Мишель задумывается.
– Дай ему Анну Каренину Толстого, говорит он. У Каренина он научится мужеству в несчастии.
– Но ведь Анна Каренина с одним Вронским, а тут трое соперников. Она с тремя…
– Какое, сударыня с тремя! Об трех бы я и не говорил! – утирает кулаком слезы городовой, – графский камардин четвертый, правоведа-мальчишку подцепила, офицер уланский, околодочный из седьмого участка! Да, что, всех и не перечтешь!
– Послушай, Мишель! Уж это происшествие выходит из ряда обыкновенных. Тут и романа такого не подберешь, всплескивает руками барыня.
– Дай ему «Отцы и дети» Тургенева или «Накануне». Или нет, дай «Что делать?» Пусть хоть он тем утешится, что ревность, по иным понятиям, есть не что иное, как брезгливость. На тебе, Уваров, сигару! Это хорошая сигара, гаванокая… говорит Мишель.

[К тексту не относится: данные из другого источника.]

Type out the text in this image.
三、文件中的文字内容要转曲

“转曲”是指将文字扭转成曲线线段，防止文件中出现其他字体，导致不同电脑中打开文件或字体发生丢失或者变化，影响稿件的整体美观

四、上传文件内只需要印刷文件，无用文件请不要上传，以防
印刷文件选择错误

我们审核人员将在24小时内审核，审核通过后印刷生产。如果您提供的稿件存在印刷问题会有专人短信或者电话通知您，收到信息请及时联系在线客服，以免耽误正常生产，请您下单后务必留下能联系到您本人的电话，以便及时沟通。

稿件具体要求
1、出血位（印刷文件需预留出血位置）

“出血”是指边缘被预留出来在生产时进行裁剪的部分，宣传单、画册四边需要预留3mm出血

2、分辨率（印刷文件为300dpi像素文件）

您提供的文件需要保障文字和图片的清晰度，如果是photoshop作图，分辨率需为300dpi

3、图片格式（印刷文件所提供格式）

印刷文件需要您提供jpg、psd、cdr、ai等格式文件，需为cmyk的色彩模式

– Погоди, Уваров, сейчас я тебе принесу книжку. Ты, наверное, найдешь в ней и исход, и утешение, – прибавляет жена Мишеля, и идет по направлению к балкону.
Городовой встрепенулся.
– Вот отстою на часах, приду домой, да ежели застану её, стерву, такую встряску, ваше благородие, задам, что небо то с овчинку покажется! – восклицает он и сжимает кулаки.